With the combined features of an HMO and a PPO, in this type of plan, you agree to see a primary care physician for medical care and referrals in exchange for receiving services at reduced fees. However, you also have the freedom to go to a physician outside your network for a higher fee.

This may be the plan for you if you are OK paying higher health care fees if you decide to see someone outside of your network.

The information contained herein is being provided as-is and without representation or warranty. The enclosed information is not intended as legal, tax or financial planning advice. Any discussion of tax or accounting matters herein (including any attachments) should not and may not be relied on by any recipient or reader. The recipient/reader should consult his/her tax adviser, legal consultant and/or accountant for a statement of tax and accounting rules applicable to his/her particular situation and for all other tax and accounting advice.
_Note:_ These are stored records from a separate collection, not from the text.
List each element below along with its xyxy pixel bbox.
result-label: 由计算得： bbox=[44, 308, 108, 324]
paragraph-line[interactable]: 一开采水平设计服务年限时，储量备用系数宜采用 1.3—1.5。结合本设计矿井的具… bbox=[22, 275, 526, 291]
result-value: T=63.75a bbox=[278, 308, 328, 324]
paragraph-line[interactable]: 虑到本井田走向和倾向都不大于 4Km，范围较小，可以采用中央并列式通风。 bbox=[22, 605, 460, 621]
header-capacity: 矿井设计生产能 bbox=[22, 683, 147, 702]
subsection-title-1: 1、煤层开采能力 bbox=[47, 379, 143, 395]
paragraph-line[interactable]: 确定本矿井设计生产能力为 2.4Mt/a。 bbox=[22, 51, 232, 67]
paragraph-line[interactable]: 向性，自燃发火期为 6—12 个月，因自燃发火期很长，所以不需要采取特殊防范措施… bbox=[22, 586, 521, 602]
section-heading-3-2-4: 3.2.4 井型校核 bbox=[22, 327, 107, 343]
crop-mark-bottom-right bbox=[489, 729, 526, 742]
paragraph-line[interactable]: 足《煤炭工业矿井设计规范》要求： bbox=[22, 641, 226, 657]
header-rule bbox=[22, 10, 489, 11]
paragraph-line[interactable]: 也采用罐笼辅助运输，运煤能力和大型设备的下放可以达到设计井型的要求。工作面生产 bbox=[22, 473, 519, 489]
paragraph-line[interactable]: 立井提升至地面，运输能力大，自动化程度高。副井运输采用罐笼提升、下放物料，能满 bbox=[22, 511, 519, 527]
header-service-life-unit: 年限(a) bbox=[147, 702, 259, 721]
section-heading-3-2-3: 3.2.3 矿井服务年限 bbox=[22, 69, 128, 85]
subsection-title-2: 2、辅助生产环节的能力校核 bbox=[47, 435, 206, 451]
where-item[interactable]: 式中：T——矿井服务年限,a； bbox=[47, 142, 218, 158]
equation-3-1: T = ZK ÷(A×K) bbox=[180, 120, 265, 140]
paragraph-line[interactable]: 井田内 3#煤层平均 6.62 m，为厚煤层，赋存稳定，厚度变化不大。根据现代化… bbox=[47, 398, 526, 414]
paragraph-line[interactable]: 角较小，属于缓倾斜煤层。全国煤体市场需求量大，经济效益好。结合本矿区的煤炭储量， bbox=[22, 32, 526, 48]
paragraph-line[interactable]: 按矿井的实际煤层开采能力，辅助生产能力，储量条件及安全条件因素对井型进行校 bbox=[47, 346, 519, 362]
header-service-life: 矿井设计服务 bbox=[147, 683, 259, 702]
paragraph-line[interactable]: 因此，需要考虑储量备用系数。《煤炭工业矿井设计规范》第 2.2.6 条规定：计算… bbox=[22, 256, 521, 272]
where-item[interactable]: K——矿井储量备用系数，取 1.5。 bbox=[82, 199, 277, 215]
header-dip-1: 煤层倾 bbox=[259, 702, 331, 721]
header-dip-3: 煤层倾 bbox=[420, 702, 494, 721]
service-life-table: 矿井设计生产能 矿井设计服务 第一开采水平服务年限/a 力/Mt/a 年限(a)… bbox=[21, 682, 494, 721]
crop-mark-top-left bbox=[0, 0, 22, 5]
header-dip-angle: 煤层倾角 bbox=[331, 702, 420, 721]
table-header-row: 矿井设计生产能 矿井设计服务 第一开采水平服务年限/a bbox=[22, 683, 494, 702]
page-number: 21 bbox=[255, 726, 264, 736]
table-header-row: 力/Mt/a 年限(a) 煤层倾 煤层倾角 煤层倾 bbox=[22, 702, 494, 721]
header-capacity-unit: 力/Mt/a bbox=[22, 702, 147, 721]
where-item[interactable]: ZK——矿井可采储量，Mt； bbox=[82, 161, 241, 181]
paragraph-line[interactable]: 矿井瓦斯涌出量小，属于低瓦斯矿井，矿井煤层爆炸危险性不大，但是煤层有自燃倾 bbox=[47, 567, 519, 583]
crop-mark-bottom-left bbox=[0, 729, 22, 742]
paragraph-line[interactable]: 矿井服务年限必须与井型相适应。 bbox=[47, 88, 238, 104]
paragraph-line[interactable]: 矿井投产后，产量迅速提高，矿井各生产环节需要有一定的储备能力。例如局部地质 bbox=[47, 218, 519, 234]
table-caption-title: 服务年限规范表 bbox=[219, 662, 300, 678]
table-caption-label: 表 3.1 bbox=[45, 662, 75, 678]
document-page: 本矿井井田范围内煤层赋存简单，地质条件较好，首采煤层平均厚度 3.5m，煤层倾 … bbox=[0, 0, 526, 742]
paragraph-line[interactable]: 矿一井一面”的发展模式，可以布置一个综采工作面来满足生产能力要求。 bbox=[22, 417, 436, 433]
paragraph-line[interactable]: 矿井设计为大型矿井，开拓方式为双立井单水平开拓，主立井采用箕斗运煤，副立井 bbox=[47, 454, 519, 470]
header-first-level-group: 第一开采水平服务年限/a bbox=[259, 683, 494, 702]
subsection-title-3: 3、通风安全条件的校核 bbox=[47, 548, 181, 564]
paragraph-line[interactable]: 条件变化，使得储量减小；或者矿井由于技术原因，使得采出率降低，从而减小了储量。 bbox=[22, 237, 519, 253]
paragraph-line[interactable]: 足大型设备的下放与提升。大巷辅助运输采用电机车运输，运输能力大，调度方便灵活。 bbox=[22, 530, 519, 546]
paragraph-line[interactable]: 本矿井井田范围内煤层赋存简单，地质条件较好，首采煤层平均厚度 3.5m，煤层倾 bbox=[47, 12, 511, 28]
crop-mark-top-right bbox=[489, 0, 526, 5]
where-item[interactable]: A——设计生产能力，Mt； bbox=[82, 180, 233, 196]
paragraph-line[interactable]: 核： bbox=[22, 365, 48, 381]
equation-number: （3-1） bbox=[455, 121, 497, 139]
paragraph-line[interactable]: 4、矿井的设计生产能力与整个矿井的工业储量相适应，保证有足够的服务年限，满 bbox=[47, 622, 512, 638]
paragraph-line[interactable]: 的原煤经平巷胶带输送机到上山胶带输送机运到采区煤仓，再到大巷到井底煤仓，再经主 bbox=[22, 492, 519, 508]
1NFIB Research Foundation. Dennis, William J., Jr. (2007). Purchasing Health Insurance, Volume 7, Issue 3. (ISSN – 1534-8326). Retrieved from NFIB Research Foundation: http://www.411sbfacts.com/files/purchasinghealth.pdf

Health Insurance Terminology

Here are some commonly used terms you may encounter when exploring health insurance.

Benefit
This is the amount of money an insurance company will pay toward a covered health care service.

Claim
Much like a utility bill, this is a document submitted by you or on your behalf to your health insurance provider requesting payment for services received, such as an x-ray or annual check up with your doctor.

Co-payment (co-pay)
The part of your bill for which you are responsible, often due at the time you are receiving medical service.

Deductible
The maximum amount you’ll need to pay out of pocket every year toward your medical care before your insurance company will begin to pay for services.

Dependent
Someone besides the policy holder who is supported by the policy holder financially, such as a child — or the spouse or partner — who is entitled to health care coverage under the plan.

Formulary
A pre-approved list of prescribed drugs that are offered by an insurance company at lower prices.

HIPAA
An acronym for the Health Insurance Portability and Accountability Act, which was established in 1996 to help protect patients’ rights to privacy — particularly when medical information is shared between insurers, health care providers or facilities.

HMO
Also known as a health maintenance organization, this group contracts with a network of physicians, health care professionals and facilities to provide medical care to members within a certain geographic area for pre-negotiated rates.

Policy
Your health care insurance contract with the insurance company.

Primary care physician
The doctor you agree to see for all of your medical services and referrals.

Network
Physicians, health care professionals and facilities with which your HMO has negotiated special reduced rates.